For Arnold, one of the most important outcomes of the process has been seeing what she calls a “culture of philanthropy” grow within her organization. “Engaging volunteers is now something that our entire staff embraces in their different programs and roles,” she said. “When volunteers come, everyone knows that making it a wonderful experience is a top priority. It’s become a core value of what we do, and it wouldn’t have happened if we hadn’t expressly focused on building our capacity.”
To other nonprofits that would like to harness the generosity of community members who give their time, Arnold’s advice is simple. First, decide it’s a priority. Then allocate resources to it. “This is not the kind of thing you can squeeze in along with everything else,” she said. “It needs to be part of at least one person’s job description, and everyone needs to understand why it’s important for the organization’s relationships with the community.”
Ultimately, rich, long-term relationships are what volunteering is all about, whether those are with corporate partners who can help mobilize large groups of generous employees or individuals and families who may support a beloved cause in different ways across generations.
As someone who grew up in a family where community service was a closely held value, Arnold feels kinship with Quad Citizens who volunteer with the MLK Center and other local nonprofits. “To me, this is what community is,” she said. “This idea that we belong to each other and take care of each other. Getting involved with community organizations is a great way to do that.”
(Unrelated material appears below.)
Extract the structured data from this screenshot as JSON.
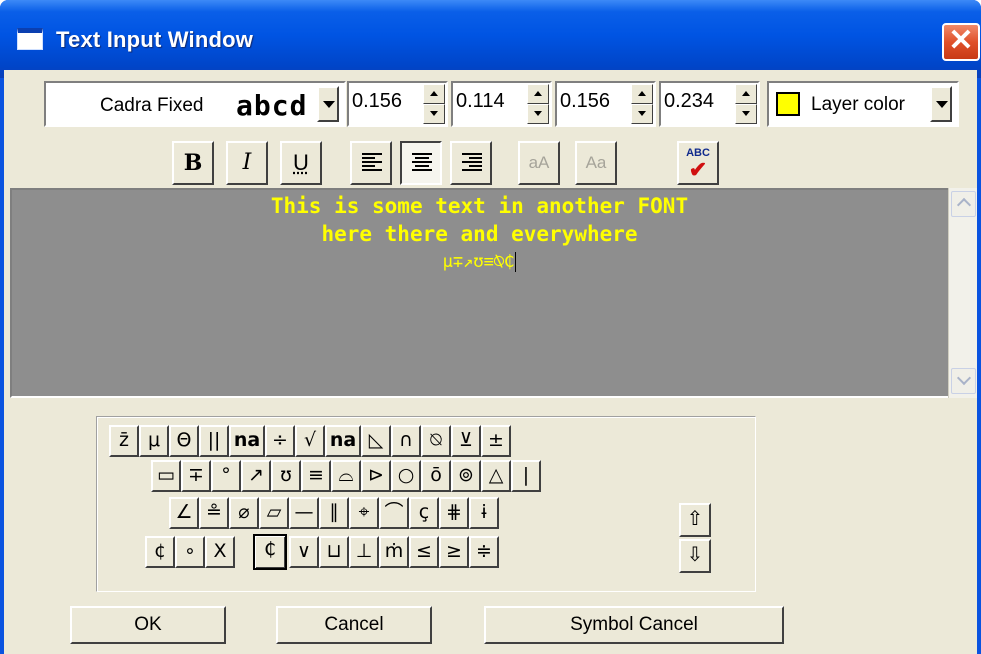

It's also a wonderful way to know your community better, she added—especially your neighbors who may live in different circumstances from you. “The more we can understand about the reality of our entire community and not just the bubble we live in, the we can all be,” she said. “Volunteering keeps us connected to the full breadth of the humanity that we live in.”
At the Thanksgiving celebration last year, Arnold found herself pausing to appreciate the sheer range of volunteers who came together to make the event a reality. “You get a wide spectrum of people rolling up their sleeves and working side by side for a wonderful purpose,” she said. “It’s a beautiful, beautiful thing to see.”